KEGG pathway enrichment analysis showed that those miRNAs target genes were enriched mainly in T cell differentiation, chemokine signaling pathways, cell adhesion molecules, apelin signaling pathways, endocytosis, and RNA transportation, etc. More interestingly, we found that some miRNAs, such as miR-1288, miR-299, and miR-1292, only existed in GOLPH3 over-expression cells, indicating that they may play roles in glioma cell biological functions. A number of papers reported that exosome miRNAs play important roles in tumor progression (Huang et al. 2018b; Zeng et al. 2017) and exosomes may promote cancer cell survival in the metastatic place by forming a pre-metastatic niche (Liang et al. 2016; Liu and Cao 2016); thus, it will be interesting to test the function of these miRNAs in glioma cell growth and migration/invasion.

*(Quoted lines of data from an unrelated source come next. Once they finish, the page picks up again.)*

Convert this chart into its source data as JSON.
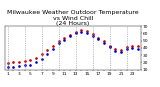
{
  "title": "Milwaukee Weather Outdoor Temperature\nvs Wind Chill\n(24 Hours)",
  "bg_color": "#ffffff",
  "temp_color": "#cc0000",
  "windchill_color": "#0000cc",
  "grid_color": "#888888",
  "temp_x": [
    1,
    2,
    3,
    4,
    5,
    6,
    7,
    8,
    9,
    10,
    11,
    12,
    13,
    14,
    15,
    16,
    17,
    18,
    19,
    20,
    21,
    22,
    23,
    24
  ],
  "temp_y": [
    19,
    20,
    21,
    22,
    23,
    26,
    31,
    37,
    43,
    50,
    54,
    58,
    62,
    64,
    63,
    59,
    54,
    49,
    43,
    39,
    37,
    41,
    43,
    42
  ],
  "wc_x": [
    1,
    2,
    3,
    4,
    5,
    6,
    7,
    8,
    9,
    10,
    11,
    12,
    13,
    14,
    15,
    16,
    17,
    18,
    19,
    20,
    21,
    22,
    23,
    24
  ],
  "wc_y": [
    13,
    14,
    15,
    16,
    17,
    20,
    25,
    32,
    39,
    46,
    51,
    56,
    60,
    62,
    61,
    57,
    52,
    47,
    41,
    36,
    34,
    38,
    40,
    39
  ],
  "ylim": [
    10,
    70
  ],
  "yticks": [
    10,
    20,
    30,
    40,
    50,
    60,
    70
  ],
  "ytick_labels": [
    "10",
    "20",
    "30",
    "40",
    "50",
    "60",
    "70"
  ],
  "vgrid_x": [
    1,
    4,
    7,
    10,
    13,
    16,
    19,
    22
  ],
  "title_fontsize": 4.5,
  "tick_fontsize": 3.2,
  "marker_size": 1.8
}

In summary, GOLPH3 did not promote the secretion quantity of exosomes but affected the expression spectrum of miRNAs in GBM cell-derived exosomes. Since the target genes of the differentially expressed miRNAs in exosomes were involved in T cell differentiation, chemokine signaling pathways, cell adhesion molecules, apelin signaling pathways, endocytosis, and RNA transportation, etc., we deduce that they will play some roles in glioma progression by regulating the above-mentioned cell processes or other biological functions. Therefore, a complete understanding of the roles of GBM cell-derived exosomes will contribute to identify new candidates for treatment of GBM.